Synermed Reagent Systems as Applied to the AU5000
No significant effects were noted from any of the drugs tested. There was no effect on the chloride result from the addition of salicylate. Only a 12% bias was noted from the high level of dextran used for interference testing in the total protein method. A slight effect was noted from ascorbic acid interference in the peroxidase methods.
Glick Study Comparison
The paper published by Glick teaches a method for ranking instruments for their freedom from chromatic interferences. A perfect score is 1.00 and the higher the score, the more interference from chromatic substances. In his seminar, Dr. Glick draws an "acceptable-unacceptable" line about 1.6. Systems with a score of less than 1.6 are acceptable an those with scores higher than 1.6 are unacceptable.
The estimated ranking of the three studied instrument-reagent combinations are:
AU5000-Synermed reagents 1.14
DAX-Technicon reagents 1.60
AU5000-Merck reagents 1.70
In the figure below, the above rankings have been superimposed on a figure reproduced from the Glick study of other instrument tested.1 Note that while both the AU5000 with Merck reagents and the DAX with Technicon reagents are similar to other widely used instruments, the AU5000 with Synermed reagents achieves unprecedented freedom from chromatic interferences.
Conclusions
Laboratories should optimize the reagents used on the new generation automation and should not rely on a system that includes reagents provided by manufacturer without testing interferences. The interfering substances evaluated should include chromatic interferences as well commonly used over-the-counter medication. Roche Biomedical Laboratories has concluded that the new Synermed near-infrared reagent technology represents a significant advancement in the state-of-the art for reagents that are used in routine clinical chemistry today. New generation automation, combined with the use of infrared-enhanced interference correction with high signal-to-noise ratios can enable a new standard for accuracy.

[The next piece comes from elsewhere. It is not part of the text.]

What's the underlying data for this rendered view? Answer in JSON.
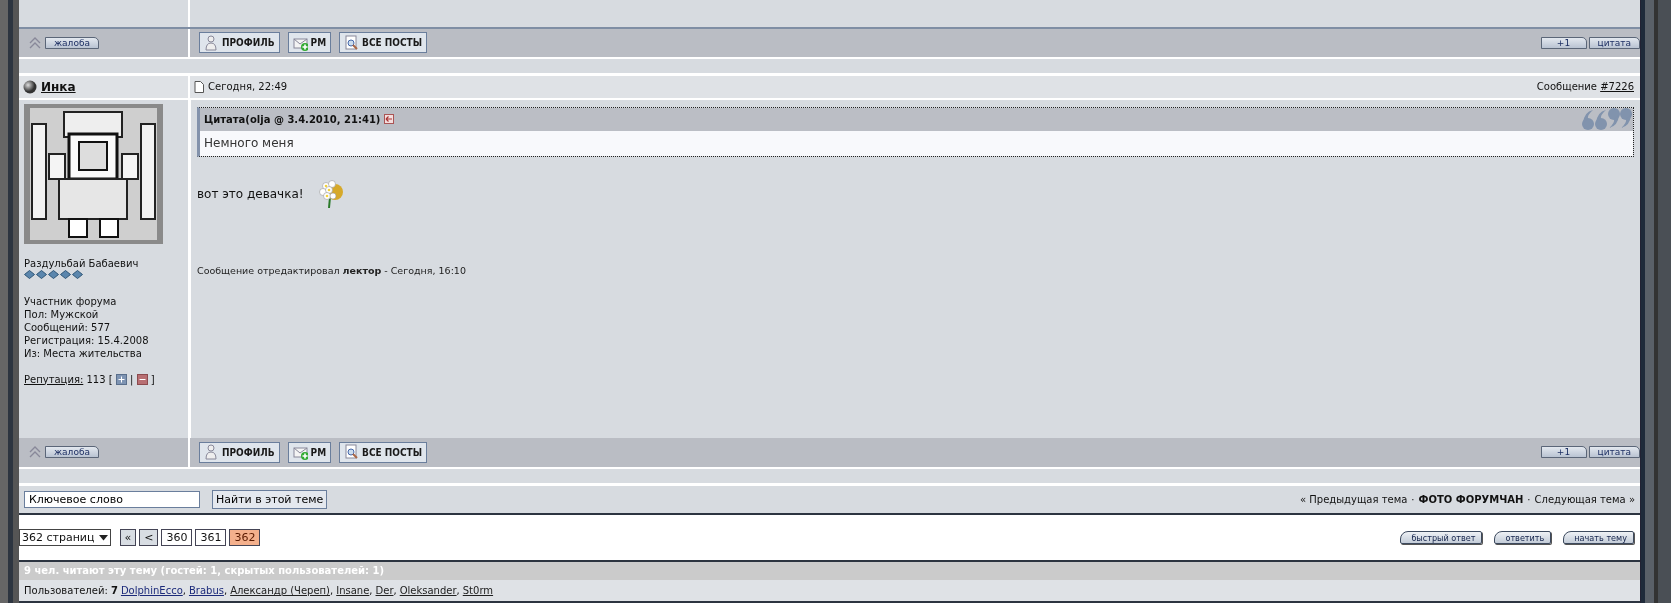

The ability to virtually eliminate interference from turbidity, homolysis, and bilirubin as well as certain common over-the-counter drugs allows a more accurate assessment of the patient's condition and prognosis. Such improvements are vital in overcoming the problems associated with the accurate analysis of specimens contaminated with interfering substances that are presented for analysis to today's laboratory.